Diarrheal disease affects one billion people per year worldwide, yet >80% of these cases are of unknown etiology. Travelers’ diarrhea or TD, affects between 20 to 60% of those who travel from developed to low-income countries and impacts 20-40 million travelers worldwide each year. Bouts of travelers’ diarrhea can predispose to development of post-infectious irritable bowel disease (IBD). The travelers are often immunologically naïve to the pathogens that they encounter in the food and water they consume, and some possess genetic polymorphisms that predispose them to TD. Thus, these travelers are sentinels, or barometers, for the presence of pathogens in their host locale; these same pathogens are causes of local pediatric diarrheas.

“Pathogen negative” TD remains an enigma, although this may not be surprising since only a few percent of the bacteria, in or on the human body, have been cultivated, and many of the organisms within the human gut are obligate anaerobes. With few exceptions, most of the bacterial agents implicated in TD are cultivable facultative anaerobes. The failure to associate a pathogen with cases of TD is also be due to non-specific virulence gene assays that yield false negatives and the result of limited assays directed against known viruses and parasites.

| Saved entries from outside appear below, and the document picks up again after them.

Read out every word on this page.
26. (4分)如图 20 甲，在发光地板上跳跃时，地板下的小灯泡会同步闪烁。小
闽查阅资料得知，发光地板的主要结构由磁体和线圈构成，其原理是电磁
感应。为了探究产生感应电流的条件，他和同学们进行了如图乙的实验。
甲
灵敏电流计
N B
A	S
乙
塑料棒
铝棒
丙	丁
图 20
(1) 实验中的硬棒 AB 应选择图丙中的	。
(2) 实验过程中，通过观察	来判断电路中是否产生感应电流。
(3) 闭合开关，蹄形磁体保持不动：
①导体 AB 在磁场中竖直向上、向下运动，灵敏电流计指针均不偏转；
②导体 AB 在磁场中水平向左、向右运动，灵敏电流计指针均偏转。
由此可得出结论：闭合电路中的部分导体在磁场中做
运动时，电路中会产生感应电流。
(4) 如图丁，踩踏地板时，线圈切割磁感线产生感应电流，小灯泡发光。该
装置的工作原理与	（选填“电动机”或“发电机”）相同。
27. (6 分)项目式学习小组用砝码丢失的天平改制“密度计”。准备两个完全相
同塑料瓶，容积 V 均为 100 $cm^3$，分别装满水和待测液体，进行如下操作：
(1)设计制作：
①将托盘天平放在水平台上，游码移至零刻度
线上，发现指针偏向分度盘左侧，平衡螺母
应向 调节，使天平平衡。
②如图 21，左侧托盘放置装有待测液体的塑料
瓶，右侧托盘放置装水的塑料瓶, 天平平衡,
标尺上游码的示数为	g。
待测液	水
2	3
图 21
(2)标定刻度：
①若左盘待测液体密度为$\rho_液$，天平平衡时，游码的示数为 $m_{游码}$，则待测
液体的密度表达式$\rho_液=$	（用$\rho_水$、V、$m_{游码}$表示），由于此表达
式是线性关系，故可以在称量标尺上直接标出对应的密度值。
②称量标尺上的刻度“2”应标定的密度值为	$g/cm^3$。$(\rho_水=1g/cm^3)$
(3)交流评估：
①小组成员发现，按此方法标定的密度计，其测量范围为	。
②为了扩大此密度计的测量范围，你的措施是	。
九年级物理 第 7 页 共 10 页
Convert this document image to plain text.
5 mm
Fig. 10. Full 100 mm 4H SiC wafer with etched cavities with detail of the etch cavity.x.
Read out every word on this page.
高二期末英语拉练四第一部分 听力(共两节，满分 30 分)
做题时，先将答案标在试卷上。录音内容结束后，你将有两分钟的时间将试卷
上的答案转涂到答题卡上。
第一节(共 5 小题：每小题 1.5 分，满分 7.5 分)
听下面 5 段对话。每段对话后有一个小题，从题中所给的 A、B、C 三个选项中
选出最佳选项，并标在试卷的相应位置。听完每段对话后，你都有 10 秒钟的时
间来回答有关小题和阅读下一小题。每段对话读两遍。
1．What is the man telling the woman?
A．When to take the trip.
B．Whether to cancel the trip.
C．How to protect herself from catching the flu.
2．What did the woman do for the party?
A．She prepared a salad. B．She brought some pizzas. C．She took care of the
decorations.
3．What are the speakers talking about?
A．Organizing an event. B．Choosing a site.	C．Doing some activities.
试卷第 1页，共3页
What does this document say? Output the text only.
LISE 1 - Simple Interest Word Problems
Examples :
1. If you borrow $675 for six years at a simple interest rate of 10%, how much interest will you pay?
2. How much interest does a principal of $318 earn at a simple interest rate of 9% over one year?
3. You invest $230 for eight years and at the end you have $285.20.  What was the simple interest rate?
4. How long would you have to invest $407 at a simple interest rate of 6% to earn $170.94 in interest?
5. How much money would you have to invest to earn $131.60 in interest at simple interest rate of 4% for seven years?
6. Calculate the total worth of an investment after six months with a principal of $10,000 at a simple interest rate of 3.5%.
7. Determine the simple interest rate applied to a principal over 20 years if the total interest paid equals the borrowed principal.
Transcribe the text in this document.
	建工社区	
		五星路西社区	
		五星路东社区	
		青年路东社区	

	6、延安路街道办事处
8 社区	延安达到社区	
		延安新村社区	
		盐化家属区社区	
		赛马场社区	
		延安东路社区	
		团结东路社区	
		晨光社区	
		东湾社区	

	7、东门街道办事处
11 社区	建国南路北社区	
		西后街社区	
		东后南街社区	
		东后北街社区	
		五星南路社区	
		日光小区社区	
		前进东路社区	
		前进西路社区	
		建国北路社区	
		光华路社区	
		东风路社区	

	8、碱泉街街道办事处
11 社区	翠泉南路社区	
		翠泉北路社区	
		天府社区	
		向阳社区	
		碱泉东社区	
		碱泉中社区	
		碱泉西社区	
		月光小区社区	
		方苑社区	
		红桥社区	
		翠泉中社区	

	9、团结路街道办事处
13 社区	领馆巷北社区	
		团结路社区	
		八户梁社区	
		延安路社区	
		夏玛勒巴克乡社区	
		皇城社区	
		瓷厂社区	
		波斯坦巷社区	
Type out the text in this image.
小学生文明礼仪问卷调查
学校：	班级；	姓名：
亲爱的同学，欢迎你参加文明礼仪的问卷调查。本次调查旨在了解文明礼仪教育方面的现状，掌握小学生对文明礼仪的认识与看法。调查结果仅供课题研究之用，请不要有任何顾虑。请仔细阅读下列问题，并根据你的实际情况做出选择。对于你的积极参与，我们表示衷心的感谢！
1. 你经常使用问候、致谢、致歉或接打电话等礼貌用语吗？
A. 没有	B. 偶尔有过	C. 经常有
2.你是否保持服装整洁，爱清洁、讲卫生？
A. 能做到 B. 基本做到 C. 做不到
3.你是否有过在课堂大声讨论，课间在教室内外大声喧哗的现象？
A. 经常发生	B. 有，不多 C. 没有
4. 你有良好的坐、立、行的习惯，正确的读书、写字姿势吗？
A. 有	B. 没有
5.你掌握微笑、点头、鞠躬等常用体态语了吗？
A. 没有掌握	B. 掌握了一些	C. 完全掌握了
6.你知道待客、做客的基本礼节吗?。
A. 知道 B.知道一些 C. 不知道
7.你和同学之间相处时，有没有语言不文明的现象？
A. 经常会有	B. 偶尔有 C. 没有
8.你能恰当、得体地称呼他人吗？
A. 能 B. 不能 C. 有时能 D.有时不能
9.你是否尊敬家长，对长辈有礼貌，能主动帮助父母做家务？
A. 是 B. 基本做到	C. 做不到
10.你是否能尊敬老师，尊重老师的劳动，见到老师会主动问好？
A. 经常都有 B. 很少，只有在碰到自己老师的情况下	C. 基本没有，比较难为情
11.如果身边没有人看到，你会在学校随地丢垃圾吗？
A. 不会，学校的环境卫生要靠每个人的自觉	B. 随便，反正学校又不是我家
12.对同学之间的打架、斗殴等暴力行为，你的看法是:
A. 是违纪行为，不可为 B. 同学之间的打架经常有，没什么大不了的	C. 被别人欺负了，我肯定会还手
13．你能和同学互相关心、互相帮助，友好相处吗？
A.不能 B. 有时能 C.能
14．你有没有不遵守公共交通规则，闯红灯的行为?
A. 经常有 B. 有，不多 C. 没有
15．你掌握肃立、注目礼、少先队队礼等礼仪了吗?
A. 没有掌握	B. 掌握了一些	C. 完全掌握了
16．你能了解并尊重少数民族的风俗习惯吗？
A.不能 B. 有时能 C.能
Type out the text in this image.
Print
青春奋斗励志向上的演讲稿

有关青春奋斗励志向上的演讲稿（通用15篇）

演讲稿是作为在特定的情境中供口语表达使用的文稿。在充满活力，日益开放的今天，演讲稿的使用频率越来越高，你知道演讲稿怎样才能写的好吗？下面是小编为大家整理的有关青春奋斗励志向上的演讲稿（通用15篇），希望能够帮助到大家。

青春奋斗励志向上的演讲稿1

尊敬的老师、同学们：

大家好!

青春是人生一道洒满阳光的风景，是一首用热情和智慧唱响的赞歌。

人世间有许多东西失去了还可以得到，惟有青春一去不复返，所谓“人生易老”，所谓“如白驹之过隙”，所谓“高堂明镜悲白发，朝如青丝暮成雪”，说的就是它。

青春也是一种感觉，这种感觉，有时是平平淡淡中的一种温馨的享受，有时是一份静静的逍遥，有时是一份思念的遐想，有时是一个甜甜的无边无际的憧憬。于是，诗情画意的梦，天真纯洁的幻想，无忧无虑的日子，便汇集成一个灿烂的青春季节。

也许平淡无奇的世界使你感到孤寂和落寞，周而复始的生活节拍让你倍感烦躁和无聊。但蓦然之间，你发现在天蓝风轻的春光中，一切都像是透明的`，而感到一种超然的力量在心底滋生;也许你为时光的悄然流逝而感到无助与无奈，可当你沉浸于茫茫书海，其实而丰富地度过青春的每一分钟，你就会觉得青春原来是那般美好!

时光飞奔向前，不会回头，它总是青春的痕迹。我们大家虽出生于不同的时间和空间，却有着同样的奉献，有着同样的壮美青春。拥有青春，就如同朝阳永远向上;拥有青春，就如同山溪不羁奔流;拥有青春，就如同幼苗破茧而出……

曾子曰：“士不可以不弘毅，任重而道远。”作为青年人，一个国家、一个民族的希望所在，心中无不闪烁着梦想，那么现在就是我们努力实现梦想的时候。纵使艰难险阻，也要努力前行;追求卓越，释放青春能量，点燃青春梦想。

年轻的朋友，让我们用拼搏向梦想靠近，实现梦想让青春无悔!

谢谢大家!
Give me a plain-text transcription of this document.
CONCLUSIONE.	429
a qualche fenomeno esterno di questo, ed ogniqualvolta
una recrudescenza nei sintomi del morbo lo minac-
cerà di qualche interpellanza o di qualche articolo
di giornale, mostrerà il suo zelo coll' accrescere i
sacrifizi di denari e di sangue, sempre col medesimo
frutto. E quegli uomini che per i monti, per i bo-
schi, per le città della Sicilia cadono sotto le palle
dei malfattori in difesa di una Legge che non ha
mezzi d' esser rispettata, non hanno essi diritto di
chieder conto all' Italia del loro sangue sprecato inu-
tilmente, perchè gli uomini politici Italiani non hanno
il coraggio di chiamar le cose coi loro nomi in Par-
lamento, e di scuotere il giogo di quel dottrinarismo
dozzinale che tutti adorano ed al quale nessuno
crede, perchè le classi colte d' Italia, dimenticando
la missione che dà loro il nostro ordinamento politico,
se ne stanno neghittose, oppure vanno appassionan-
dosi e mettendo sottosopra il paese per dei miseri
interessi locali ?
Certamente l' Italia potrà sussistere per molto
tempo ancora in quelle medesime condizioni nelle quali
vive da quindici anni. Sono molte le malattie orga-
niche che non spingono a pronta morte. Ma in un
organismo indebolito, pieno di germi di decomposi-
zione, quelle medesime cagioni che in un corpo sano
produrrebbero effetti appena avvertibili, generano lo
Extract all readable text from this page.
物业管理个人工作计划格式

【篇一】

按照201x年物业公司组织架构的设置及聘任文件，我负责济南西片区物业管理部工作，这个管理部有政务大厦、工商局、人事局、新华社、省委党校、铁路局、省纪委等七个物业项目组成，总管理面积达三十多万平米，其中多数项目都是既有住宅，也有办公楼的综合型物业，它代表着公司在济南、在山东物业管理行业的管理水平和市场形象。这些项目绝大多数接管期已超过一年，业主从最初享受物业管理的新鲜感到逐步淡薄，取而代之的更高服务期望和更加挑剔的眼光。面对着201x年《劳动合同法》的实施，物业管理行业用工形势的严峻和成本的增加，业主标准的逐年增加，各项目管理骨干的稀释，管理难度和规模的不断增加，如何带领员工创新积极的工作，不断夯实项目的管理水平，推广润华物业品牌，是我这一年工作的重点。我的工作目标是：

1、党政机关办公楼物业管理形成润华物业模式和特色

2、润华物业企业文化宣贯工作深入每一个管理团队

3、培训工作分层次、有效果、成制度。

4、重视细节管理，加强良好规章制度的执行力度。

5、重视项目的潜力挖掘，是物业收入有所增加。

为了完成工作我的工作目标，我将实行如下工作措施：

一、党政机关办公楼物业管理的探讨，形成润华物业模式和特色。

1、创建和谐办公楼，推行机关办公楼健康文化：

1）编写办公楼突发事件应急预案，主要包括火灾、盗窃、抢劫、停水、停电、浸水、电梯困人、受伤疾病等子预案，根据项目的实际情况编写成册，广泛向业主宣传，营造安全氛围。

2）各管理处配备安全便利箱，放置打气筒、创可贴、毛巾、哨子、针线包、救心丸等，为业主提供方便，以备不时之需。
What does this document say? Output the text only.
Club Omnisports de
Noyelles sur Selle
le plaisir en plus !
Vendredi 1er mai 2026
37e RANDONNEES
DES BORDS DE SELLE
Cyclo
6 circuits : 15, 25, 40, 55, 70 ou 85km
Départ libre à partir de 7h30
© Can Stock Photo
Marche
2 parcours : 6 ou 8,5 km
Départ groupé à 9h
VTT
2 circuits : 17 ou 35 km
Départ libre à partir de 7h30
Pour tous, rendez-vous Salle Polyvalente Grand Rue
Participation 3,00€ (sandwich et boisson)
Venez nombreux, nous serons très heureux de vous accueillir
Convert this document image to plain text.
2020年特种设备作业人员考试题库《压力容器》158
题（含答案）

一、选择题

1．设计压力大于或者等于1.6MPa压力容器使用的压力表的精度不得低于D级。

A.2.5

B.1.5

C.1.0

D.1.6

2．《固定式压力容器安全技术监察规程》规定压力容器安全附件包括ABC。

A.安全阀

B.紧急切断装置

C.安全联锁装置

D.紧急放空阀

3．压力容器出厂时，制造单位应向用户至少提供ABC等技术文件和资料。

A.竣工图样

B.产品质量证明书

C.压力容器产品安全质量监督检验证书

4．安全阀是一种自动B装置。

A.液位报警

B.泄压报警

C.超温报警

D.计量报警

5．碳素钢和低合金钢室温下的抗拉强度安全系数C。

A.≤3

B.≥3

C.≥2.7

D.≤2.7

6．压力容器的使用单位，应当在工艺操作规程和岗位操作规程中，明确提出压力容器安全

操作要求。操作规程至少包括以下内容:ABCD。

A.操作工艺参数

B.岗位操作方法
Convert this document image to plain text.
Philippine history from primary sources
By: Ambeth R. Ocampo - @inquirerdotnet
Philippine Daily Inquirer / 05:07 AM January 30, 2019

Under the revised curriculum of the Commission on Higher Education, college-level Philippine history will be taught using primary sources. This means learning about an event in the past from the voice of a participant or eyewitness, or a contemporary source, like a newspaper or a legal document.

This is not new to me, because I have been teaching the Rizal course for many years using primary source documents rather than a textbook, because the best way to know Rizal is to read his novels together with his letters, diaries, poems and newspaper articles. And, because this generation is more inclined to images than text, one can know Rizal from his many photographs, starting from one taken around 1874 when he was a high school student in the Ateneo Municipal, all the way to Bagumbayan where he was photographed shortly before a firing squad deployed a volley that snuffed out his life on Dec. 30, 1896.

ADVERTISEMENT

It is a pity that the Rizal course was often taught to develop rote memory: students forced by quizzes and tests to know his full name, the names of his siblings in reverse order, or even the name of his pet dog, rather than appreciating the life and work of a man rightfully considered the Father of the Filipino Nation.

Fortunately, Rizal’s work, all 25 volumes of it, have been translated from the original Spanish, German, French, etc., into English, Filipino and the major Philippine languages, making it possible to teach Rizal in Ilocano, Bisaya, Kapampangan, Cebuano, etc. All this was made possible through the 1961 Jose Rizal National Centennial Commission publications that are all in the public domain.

We are leveraging the power of deep metagenomic sequencing of DNAs isolated from “pathogen negative” stool samples from TD subjects to identify pathogens and pathogen signatures that could lead to hypothesis-based microbiological and clinical investigations into the etiological nature of unidentified pathogen travelers’ diarrhea. “Pathogen negative” and control healthy traveler samples are being sequenced on the Illumina HiSeq platform and metagenomic sequences assembled and reads mapped to reference genome sequences and a new database of enteric pathogen signatures. The database contains genes, microbial genomes and other features predicted to be associated with diarrheal agents and will be an ongoing resource for data mining for new diarrheal agents.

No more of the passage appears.